Учеба его раздражала, что было ожидаемо, ведь в своей специальности он успел в тайне разочароваться еще до того, как поступил в университет. Выросший на сериале «Универ» Рождественский был разбит, когда узнал, что все это время ему вешали лапшу на уши. Все кругом твердили, что он привыкнет, и это просто «смена обстановки», и Рождественский хотел надеяться на лучшее, но к середине второго курса он только больше запутался в жизни.
Наверное, учеба – это не его. То ли от того, что он просто глупый, хотя оценки у него неплохие, то ли от чего другого, то ли от того, что с учебой в целом что-то не так.

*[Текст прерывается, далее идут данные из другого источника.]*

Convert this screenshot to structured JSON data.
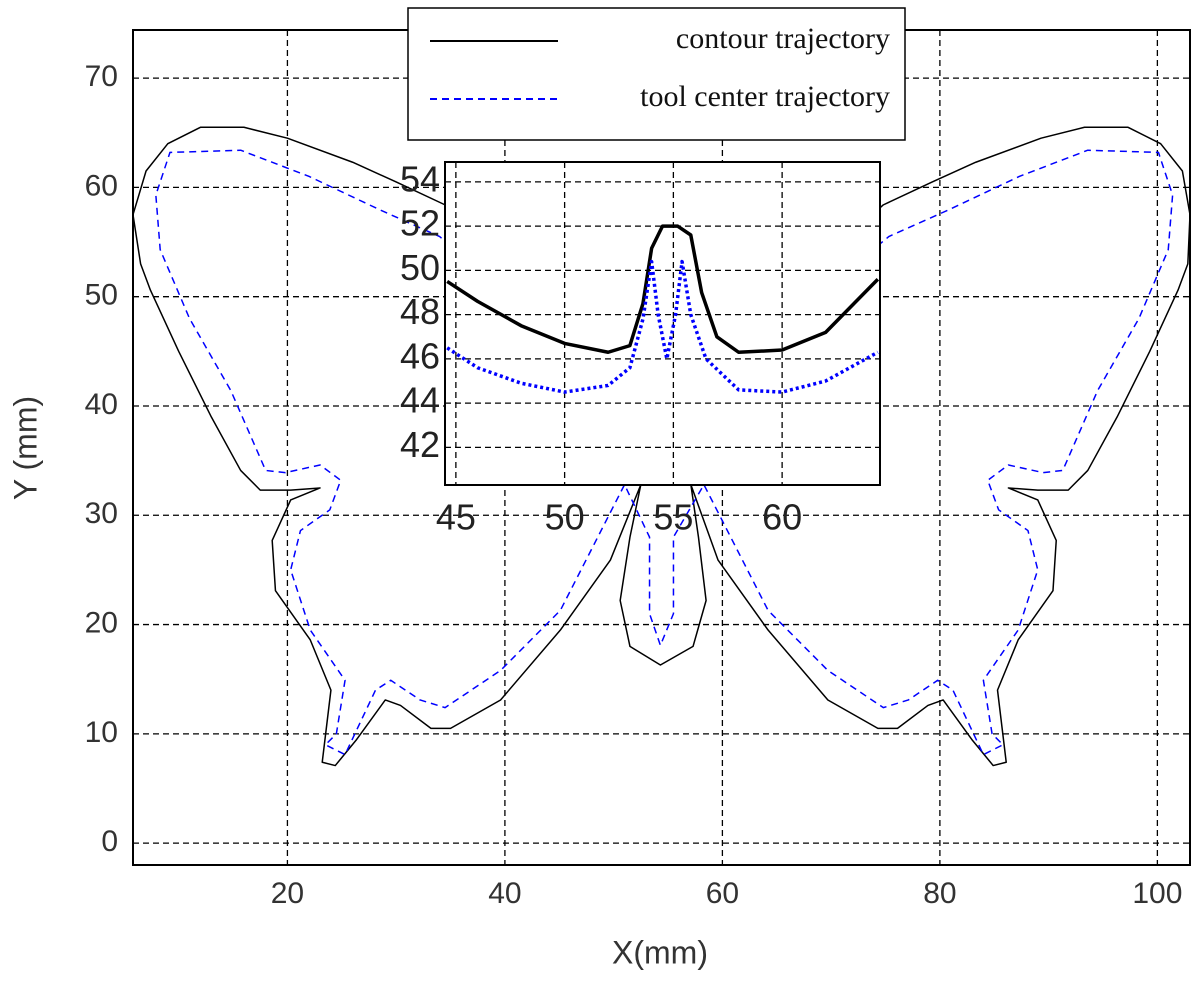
{
  "chart_data": [
    {
      "type": "line",
      "x_label": "X(mm)",
      "y_label": "Y (mm)",
      "xlim": [
        5.8,
        103
      ],
      "ylim": [
        -2,
        74.4
      ],
      "xticks": [
        20,
        40,
        60,
        80,
        100
      ],
      "yticks": [
        0,
        10,
        20,
        30,
        40,
        50,
        60,
        70
      ],
      "grid": true,
      "legend": "upper center",
      "series": [
        {
          "name": "contour trajectory",
          "color": "#000000",
          "linestyle": "solid",
          "x": [
            55,
            54.5,
            54,
            53.3,
            52.5,
            51,
            50,
            48,
            46,
            44.5,
            40,
            34.5,
            30,
            26,
            20,
            16,
            12,
            9,
            7,
            5.8,
            6.5,
            7.4,
            10,
            13,
            15.7,
            17.5,
            20.3,
            23,
            20.3,
            18.6,
            18.9,
            22.1,
            24,
            23.2,
            24.4,
            26.3,
            29,
            30.4,
            33.2,
            35,
            39.6,
            45.1,
            49.7,
            52.5,
            51.5,
            50.6,
            51.5,
            54.3,
            57.3,
            58.5,
            57.8,
            57.1,
            59.6,
            64.2,
            69.7,
            74.3,
            76.1,
            78.9,
            80.3,
            83,
            84.9,
            86.1,
            85.3,
            87.2,
            90.4,
            90.7,
            89,
            86.3,
            89,
            91.8,
            93.6,
            96.3,
            99.3,
            101.9,
            102.8,
            103,
            102.3,
            100.3,
            97.3,
            93.3,
            89.3,
            83.3,
            79.3,
            74.8,
            69.3,
            64.5,
            62,
            60,
            58,
            57,
            56.5,
            55.8,
            55
          ],
          "values": [
            52.3,
            52,
            50.5,
            47,
            45.8,
            45.4,
            45.8,
            46.8,
            48.5,
            49.5,
            53.5,
            58.4,
            60.5,
            62.3,
            64.5,
            65.5,
            65.5,
            64,
            61.5,
            57.5,
            53,
            50.6,
            45,
            39,
            34.1,
            32.3,
            32.3,
            32.5,
            31.4,
            27.7,
            23.1,
            18.6,
            14,
            7.4,
            7.1,
            9.4,
            13.1,
            12.6,
            10.5,
            10.5,
            13.1,
            19.5,
            25.9,
            32.8,
            28,
            22.2,
            18,
            16.3,
            18,
            22.2,
            28,
            32.8,
            25.9,
            19.5,
            13.1,
            10.5,
            10.5,
            12.6,
            13.1,
            9.4,
            7.1,
            7.4,
            14,
            18.6,
            23.1,
            27.7,
            31.4,
            32.5,
            32.3,
            32.3,
            34.1,
            39,
            45,
            50.6,
            53,
            57.5,
            61.5,
            64,
            65.5,
            65.5,
            64.5,
            62.3,
            60.5,
            58.4,
            53.5,
            49.5,
            46.5,
            45.3,
            45.5,
            47,
            49,
            52,
            52.3
          ]
        },
        {
          "name": "tool center trajectory",
          "color": "#0000ff",
          "linestyle": "dashed",
          "x": [
            54,
            53.5,
            52,
            50,
            48,
            44.5,
            40,
            34,
            28.6,
            22,
            15.7,
            9.2,
            7.9,
            8.3,
            11,
            14.8,
            18,
            19.8,
            23,
            24.9,
            23.9,
            21.2,
            20.3,
            22.1,
            25.3,
            24.5,
            23.5,
            25.3,
            28.1,
            29.5,
            32.2,
            34.5,
            39.6,
            45.1,
            51,
            53.3,
            53.3,
            54.3,
            55.5,
            55.5,
            58.3,
            64.2,
            69.7,
            74.8,
            77.1,
            79.8,
            81.2,
            84,
            85.8,
            84.8,
            84,
            87.2,
            89,
            88.1,
            85.4,
            84.4,
            86.3,
            89.5,
            91.3,
            94.5,
            98.3,
            101,
            101.4,
            100.1,
            93.6,
            87.3,
            80.7,
            75.3,
            69.3,
            64.5,
            62,
            60,
            57,
            55.5,
            54.8,
            54
          ],
          "values": [
            50.4,
            46.5,
            45,
            44.6,
            45.5,
            46.5,
            50.5,
            55.5,
            57.9,
            61,
            63.4,
            63.2,
            59.3,
            54.3,
            48,
            41.4,
            34.1,
            33.9,
            34.6,
            33.2,
            30.5,
            28.6,
            25,
            19.5,
            14.9,
            10,
            9,
            8.1,
            14,
            14.9,
            13.1,
            12.4,
            15.8,
            21.3,
            32.8,
            28,
            21,
            18.1,
            21,
            28,
            32.8,
            21.3,
            15.8,
            12.4,
            13.1,
            14.9,
            14,
            8.1,
            9,
            10,
            14.9,
            19.5,
            25,
            28.6,
            30.5,
            33.2,
            34.6,
            33.9,
            34.1,
            41.4,
            48,
            54.3,
            59.3,
            63.2,
            63.4,
            61,
            57.9,
            55.5,
            50.5,
            46,
            44.8,
            44.8,
            45.5,
            50.5,
            46,
            50.4
          ]
        }
      ]
    },
    {
      "type": "line",
      "xlim": [
        44.5,
        64.5
      ],
      "ylim": [
        40.3,
        54.9
      ],
      "xticks": [
        45,
        50,
        55,
        60
      ],
      "yticks": [
        42,
        44,
        46,
        48,
        50,
        52,
        54
      ],
      "grid": true,
      "series": [
        {
          "color": "#000000",
          "linestyle": "solid",
          "x": [
            44.6,
            46,
            48,
            50,
            52,
            53,
            53.6,
            54,
            54.5,
            55.2,
            55.8,
            56.3,
            57,
            58,
            60,
            62,
            64.4
          ],
          "values": [
            49.5,
            48.6,
            47.5,
            46.7,
            46.3,
            46.6,
            48.5,
            51,
            52,
            52,
            51.6,
            49,
            47,
            46.3,
            46.4,
            47.2,
            49.6
          ]
        },
        {
          "color": "#0000ff",
          "linestyle": "dotted",
          "x": [
            44.6,
            46,
            48,
            50,
            52,
            53,
            53.6,
            54,
            54.3,
            54.7,
            55.1,
            55.4,
            55.8,
            56.5,
            58,
            60,
            62,
            64.4
          ],
          "values": [
            46.5,
            45.6,
            44.9,
            44.5,
            44.8,
            45.6,
            47.8,
            50.4,
            48,
            46,
            48,
            50.4,
            48,
            46,
            44.6,
            44.5,
            45,
            46.3
          ]
        }
      ]
    }
  ]
}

А может быть просто не стоило строить университет на острове, добираться куда приходилось, без всякой иронии, «через моря и океаны», что уничтожало последние крупицы его желания посещать учебное заведение в принципе.
Вставать рано, съедать на завтрак окаменевший сухарь, доставшийся ему в наследство от дяди Плюшкина, натягивать рейтузы, сначала одну штанину, а потом, минут через десять, другую, выходить из дома на улицу, обдуваемую семью Владивостокскими ветрами, и ковылять до остановки, пересекая родимые очкуры – все это было лишь прелюдией к «студенческой жизни», которая совершенно себя не оправдывала. Обучение на факультете происходило так интенсивно, что Рождественский, как и половина его однокурсников, вообще забыл на кого он учится. Изучить всю философию с девятого по двадцатый век, переписав пару предложений с презентации – раз плюнуть – студенты справлялись с этим на раз два! Только вот об оставшейся в голове каше не пишут в красивых рекламных брошюрах.
Самым удивительным в этой белиберде Рождественский находил то, что среди университетских обывателей встречались и те, кто брал от жизни «все»: участвовал в конкурсах и соревнованиях, пел, танцевал, держал баннеры, в минуту молчания молчал как можно громче, знал президента через одно-два рукопожатия и имел выдающиеся достижения в «учебе». Жене давно стало понятно, что самые душевные и умные в вузе люди – это ребята с печальными физиономиями, забитые по углам или кучкующиеся мелкими компаниями – они понимали, что тратят время впустую, но не могли уйти. Самое страшное – Рождественский никогда не считал себя гением, более того – всю жизнь ему твердили, что он дурак и лентяй, но даже он сходил с ума от безделья, даже он понимал, что никакой «учебы» здесь нет.
И все же кто-то брал от учебы «все».
Рождественский ненавидел таких людей. Они готовы были танцевать с бубном, лишь бы не учить закон Ома на втором курсе технической специальности. А когда дело касалось профессиональных дисциплин – они, даже не пытаясь вникнуть, играли в Subway Serf, зная, что как-нибудь выкрутятся. Рождественский вникал – но практически все, от чем говорили на парах, он итак уже знал.
Все, что когда-то взрослые говорили о высшем образовании, вспоминая студенческие годы со слезами счастья, оказалось ложью – но взрослым не объяснишь. Казалось, что университет должен отсеивать ниочемных, ведь высшее образование необязательно, но каждый второй студент не мог объяснить, зачем он ходит на пары. Наихудшая обстановка была, пожалуй, на гумманитарке – там, где проходной балл на бюджет колебался в районе двухсот девяносто пяти баллов, бюджетных мест было от силы пять штук, а на платное брали всех, кто умел держать ручку в руках. Часто случалось так, что вполне себе умный студент, недобравший до проходного на бюджет два балла, был вынужден платить пол миллиона рублей ровно также, как был вынужден платить студент, набравший за три предмета меньше, чем он за один. Но плакаться о несправедливости самого поступления не было смысла.